William P. Scott 

William P. Scott is a self-made man who without any special family or pecuniary advantages has gained a creditable place in the business world as one whose success has been honorably achieved and whose possessions are the visible evidence of a life of thrift and industry.  He lives in Dallas Center and for many years has made his home in Dallas county, where for a long period he has bean classed with the progressive farmers of Sugar Grove township. He yet owns two farms, one of one hundred and ten acres and the old home place of eighty acres, the latter being pleasantly situated within two miles of Dallas Center.  For almost forty years he has made his home in this locality and is therefore well known to the citizens of Dallas county, with the history of which he has been closely identified, especially in its agricultural progress. 

Mr. Scott is a native of Scotland and possesses many of the sterling characteristics of the people who claim nativity in the land of the hills and heather.  He was born on the first of January, 1830, and is a son of Samuel and Mary (Philips) Scott, who were also natives of that country.  The father devoted his attention to farming in his native country.  Fourteen children were born unto them there and one died in the old world. In the year 1853 the parents crossed the Atlantic to the United States and joined their son William in the state of New York.  One son, Samuel Scott, the eldest of the family, was a sailor on the high seas and met death by drowning. The mother died in New York and the father, with some of his children, afterward came to Iowa, where he joined his son William. The family numbered seven sons and seven daughters. Six sons reached mature years, of whom three are yet living:  William P. and Robert, of Dallas Center; and James Scott, who makes his home in Waukee.  Four of the sisters yet survive, two being residents of New York and two of this county.  Mrs. Julia Dinsmore, now a widow, makes her home in Dallas Center; Mrs. Mary Jackson, a widow, is living in Orleans county, New York, as does her sister, Mrs. Elizabeth Fuller, who is also a widow; and Miss Jessie Scott resides in Beaver township, Dallas county, and also owns a residence in Dallas Center. 

William P. Scott was reared to the age of  eighteen years in his native country and received fair school advantage there.  He emigrated to the new world in 1848, taking ship at Liverpool. The vessel on which he embarked was propelled by sails and after a slow voyage he landed in New York. For some time he lived in Orleans county, that state, working as a farm hand, but after sixteen years spent in the east he journeyed westward to Wisconsin. For four years he was engaged in the lumbering business in Pierce and Polk counties, and in 1868 he came to Dallas county, Iowa., where he purchased his first land, becoming owner of eighty acres on section 22, Sugar Grove township.  This he broke and fenced, built a good frame house and opened up an excellent farm. He and his brother bought the land together and were partners in its cultivation for seven years, when they divided their interests. 

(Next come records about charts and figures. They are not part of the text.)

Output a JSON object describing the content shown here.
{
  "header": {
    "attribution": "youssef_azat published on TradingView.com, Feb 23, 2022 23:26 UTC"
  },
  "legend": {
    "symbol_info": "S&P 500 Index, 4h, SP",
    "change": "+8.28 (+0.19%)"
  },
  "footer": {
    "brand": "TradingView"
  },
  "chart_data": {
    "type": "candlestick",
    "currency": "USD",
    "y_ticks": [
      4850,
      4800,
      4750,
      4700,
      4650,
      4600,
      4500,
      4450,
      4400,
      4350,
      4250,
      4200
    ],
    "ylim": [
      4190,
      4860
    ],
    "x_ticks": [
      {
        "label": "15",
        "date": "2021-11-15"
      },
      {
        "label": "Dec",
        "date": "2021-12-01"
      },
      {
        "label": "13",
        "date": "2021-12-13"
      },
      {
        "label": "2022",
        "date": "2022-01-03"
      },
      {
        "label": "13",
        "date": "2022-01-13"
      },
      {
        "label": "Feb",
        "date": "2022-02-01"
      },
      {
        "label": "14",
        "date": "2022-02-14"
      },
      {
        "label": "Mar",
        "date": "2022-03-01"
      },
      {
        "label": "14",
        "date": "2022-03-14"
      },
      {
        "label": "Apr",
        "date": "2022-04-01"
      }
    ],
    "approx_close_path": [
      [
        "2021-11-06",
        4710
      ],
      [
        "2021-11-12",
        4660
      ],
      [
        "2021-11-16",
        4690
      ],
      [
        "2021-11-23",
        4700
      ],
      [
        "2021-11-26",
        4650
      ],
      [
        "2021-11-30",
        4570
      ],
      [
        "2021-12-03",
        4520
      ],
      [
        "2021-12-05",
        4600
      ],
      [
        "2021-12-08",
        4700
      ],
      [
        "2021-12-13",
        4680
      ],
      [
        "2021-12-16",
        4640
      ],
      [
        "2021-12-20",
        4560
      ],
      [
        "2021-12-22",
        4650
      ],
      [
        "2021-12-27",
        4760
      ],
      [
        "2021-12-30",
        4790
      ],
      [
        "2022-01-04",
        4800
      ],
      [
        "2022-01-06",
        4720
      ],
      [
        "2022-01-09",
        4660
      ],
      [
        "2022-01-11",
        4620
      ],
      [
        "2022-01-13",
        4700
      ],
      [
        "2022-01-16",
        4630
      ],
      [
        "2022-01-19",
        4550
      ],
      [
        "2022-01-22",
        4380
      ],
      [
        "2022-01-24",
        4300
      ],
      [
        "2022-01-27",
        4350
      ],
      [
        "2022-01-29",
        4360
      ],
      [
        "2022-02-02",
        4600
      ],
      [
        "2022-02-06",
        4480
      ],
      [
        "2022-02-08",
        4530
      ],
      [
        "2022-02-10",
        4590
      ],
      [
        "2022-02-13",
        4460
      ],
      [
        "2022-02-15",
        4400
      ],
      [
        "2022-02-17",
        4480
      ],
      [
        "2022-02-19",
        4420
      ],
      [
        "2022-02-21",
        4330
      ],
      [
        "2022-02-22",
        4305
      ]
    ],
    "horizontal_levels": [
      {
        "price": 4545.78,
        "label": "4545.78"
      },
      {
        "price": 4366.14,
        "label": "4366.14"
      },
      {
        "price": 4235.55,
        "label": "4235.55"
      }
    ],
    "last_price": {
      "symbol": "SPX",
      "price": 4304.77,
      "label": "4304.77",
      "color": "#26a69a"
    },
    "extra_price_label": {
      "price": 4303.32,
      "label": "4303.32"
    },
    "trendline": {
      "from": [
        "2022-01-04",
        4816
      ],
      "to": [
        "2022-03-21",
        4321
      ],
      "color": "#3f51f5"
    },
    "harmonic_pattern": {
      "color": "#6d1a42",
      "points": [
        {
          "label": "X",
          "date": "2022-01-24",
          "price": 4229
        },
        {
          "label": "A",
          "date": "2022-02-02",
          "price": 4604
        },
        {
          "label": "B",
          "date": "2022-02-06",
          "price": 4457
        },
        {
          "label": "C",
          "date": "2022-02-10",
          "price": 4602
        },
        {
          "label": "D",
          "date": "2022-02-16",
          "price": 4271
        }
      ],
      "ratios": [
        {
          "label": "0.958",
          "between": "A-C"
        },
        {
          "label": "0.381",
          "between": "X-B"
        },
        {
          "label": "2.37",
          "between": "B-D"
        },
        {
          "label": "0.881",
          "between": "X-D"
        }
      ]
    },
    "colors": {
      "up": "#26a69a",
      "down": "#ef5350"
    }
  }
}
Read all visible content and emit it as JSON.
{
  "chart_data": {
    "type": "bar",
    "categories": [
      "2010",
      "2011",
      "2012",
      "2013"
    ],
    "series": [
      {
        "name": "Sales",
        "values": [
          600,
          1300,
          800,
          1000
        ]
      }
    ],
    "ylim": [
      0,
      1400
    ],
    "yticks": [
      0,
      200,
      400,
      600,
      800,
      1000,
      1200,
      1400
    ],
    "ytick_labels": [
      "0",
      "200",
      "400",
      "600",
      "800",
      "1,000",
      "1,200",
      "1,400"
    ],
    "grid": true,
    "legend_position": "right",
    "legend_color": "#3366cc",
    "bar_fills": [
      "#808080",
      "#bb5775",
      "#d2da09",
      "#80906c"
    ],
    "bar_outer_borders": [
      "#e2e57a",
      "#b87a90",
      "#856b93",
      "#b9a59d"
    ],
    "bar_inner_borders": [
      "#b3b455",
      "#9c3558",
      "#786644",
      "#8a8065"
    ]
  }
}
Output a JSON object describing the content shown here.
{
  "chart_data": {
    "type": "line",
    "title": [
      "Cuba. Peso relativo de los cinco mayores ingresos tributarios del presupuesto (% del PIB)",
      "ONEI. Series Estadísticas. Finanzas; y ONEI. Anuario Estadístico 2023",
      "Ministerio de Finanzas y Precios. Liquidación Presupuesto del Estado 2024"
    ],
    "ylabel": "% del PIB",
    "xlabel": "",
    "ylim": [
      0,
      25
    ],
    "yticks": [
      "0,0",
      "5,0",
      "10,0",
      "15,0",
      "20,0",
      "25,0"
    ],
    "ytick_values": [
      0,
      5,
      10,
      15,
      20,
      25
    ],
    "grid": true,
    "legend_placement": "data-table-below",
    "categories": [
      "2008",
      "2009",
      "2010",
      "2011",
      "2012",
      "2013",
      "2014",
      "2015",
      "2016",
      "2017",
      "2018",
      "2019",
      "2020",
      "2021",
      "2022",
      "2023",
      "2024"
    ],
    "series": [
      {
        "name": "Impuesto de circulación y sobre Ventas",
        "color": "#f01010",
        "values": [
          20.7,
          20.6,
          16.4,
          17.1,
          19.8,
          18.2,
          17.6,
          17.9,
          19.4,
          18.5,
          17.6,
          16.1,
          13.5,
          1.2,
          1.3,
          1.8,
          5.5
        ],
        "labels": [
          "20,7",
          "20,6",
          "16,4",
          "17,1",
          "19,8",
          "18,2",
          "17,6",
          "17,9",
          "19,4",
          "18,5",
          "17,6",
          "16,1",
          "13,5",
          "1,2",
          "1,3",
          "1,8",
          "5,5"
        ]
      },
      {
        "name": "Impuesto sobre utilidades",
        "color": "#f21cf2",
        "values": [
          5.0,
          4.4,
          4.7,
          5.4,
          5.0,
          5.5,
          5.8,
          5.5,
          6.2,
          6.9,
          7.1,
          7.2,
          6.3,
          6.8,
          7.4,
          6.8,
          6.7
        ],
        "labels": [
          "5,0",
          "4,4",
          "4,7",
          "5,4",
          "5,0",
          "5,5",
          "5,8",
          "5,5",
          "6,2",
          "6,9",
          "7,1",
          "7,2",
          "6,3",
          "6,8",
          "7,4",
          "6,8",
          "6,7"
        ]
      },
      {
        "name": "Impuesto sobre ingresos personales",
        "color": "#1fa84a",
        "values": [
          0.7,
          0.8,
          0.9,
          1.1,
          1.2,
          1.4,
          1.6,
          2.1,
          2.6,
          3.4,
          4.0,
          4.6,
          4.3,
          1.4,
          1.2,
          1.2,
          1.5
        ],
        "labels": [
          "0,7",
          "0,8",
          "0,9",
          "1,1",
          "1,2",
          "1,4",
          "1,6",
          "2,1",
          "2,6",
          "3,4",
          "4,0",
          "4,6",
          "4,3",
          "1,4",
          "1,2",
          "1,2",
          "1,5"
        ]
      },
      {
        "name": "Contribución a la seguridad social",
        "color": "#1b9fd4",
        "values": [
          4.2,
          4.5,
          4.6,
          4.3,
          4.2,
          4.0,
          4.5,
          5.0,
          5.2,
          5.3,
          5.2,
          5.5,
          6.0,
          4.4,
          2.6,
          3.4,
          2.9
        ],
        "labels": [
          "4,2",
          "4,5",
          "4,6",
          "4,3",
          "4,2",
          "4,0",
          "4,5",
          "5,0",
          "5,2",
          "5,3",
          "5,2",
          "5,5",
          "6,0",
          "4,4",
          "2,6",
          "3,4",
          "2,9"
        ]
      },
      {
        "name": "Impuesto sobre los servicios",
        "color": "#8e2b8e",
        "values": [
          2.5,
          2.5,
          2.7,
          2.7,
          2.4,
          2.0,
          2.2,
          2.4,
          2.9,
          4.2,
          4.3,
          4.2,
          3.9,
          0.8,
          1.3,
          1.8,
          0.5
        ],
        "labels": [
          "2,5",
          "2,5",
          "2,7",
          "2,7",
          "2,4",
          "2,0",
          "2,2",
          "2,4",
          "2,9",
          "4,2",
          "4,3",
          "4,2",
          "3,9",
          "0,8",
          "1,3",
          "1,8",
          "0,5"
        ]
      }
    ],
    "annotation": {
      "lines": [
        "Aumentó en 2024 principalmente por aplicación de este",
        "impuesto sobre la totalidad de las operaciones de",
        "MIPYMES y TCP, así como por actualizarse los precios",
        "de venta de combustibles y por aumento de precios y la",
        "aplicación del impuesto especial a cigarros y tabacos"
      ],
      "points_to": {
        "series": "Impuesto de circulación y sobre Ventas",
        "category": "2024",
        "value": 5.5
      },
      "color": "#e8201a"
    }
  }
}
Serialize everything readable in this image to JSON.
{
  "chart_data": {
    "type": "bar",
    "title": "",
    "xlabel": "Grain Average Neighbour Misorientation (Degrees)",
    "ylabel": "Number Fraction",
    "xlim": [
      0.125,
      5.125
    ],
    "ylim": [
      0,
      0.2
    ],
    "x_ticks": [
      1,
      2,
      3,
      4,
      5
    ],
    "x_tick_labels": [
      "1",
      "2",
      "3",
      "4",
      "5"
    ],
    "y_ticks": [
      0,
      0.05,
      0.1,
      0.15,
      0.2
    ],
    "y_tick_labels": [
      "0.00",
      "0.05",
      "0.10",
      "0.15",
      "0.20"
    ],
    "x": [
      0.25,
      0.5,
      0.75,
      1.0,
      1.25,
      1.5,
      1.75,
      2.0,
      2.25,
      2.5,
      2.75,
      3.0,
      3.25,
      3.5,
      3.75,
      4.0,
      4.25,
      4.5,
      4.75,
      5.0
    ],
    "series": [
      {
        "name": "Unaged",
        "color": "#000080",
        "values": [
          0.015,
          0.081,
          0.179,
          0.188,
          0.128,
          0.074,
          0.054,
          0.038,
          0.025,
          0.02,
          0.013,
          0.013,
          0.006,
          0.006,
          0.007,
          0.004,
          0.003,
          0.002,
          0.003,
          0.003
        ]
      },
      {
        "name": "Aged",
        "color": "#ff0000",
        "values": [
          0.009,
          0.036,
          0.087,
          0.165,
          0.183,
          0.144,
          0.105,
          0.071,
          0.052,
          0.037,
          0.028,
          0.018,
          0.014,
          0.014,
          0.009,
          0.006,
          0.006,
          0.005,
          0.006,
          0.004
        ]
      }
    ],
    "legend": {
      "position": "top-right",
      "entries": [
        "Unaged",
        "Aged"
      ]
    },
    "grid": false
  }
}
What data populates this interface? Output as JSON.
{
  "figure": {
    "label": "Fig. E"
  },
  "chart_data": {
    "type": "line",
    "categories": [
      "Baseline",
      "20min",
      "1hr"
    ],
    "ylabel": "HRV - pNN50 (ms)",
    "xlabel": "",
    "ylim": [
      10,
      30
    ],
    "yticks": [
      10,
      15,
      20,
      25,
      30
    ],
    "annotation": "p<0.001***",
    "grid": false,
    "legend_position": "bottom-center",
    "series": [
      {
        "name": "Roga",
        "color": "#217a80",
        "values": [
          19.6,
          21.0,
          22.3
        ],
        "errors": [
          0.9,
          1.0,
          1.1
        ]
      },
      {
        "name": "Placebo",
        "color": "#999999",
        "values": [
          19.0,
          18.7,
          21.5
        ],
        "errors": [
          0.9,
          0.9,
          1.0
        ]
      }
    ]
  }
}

On the 4th of March, 1875, William P. Scott was married to Miss Jennie R. Scott, who was born and reared in Ohio. In that state she lost her father, John Scott, and her mother and the family afterward came to Iowa, where the wife of our subject engaged in teaching for a time in the schools of Dallas county. Following their marriage the young couple began their domestic life upon a farm which he had secured, but on the 2d of August, 1876, the wife was called to her final rest, the interment being made in the Dunkard cemetery at Dallas Center.  Mr. Scott has one daughter, Josephine M., who acts as her father's housekeeper. 

After cultivating his original purchase for some time Mr. Scott purchased another tract of land of one hundred and ten acres on section 3, Sugar Grove township, which he used for a pasture for a few years.  He then tiled and drained the land, broke the sod and fenced the fields.  Later he rented this property.  In connection with the work of raising the cereals best adapted to soil and climate he raised and fed stock and continued in active farming until 1893, when he rented his land and removed to Dallas Center, where he has since made his home.  He is practically living retired, yet gives his supervision to his farming interests, and although he started out in life a poor boy he is now a prosperous citizen with valuable property, from which he derives a good annual income.  In all his dealings he has been strictly honorable and straightforward. 

In politics Mr. Scott is a republican but has never sought office, although he did serve for one term as township trustee.  His wife was a member of the Presbyterian church and his daughter belongs to the same church, in the work of which she takes an active and helpful part.  Great changes have come since Mr. Scott took up his abode in this county.  Many of the now thriving towns and villages had not yet sprung into existence.  The railroads had not been built and much of the land was still uncultivated but the prairies have been converted into rich and productive farms and all of the evidences of a modern civilization have been added.  This result has not been accomplished by one man or even by a few, but is the result of the combined effort of many enterprising and reliable citizens, to which class William P. Scott belongs.  The hope that led him to seek a home in America has been realized, for he found that in this country labor was unhampered by caste or class and that success was the reward of persistency of purpose and of diligence.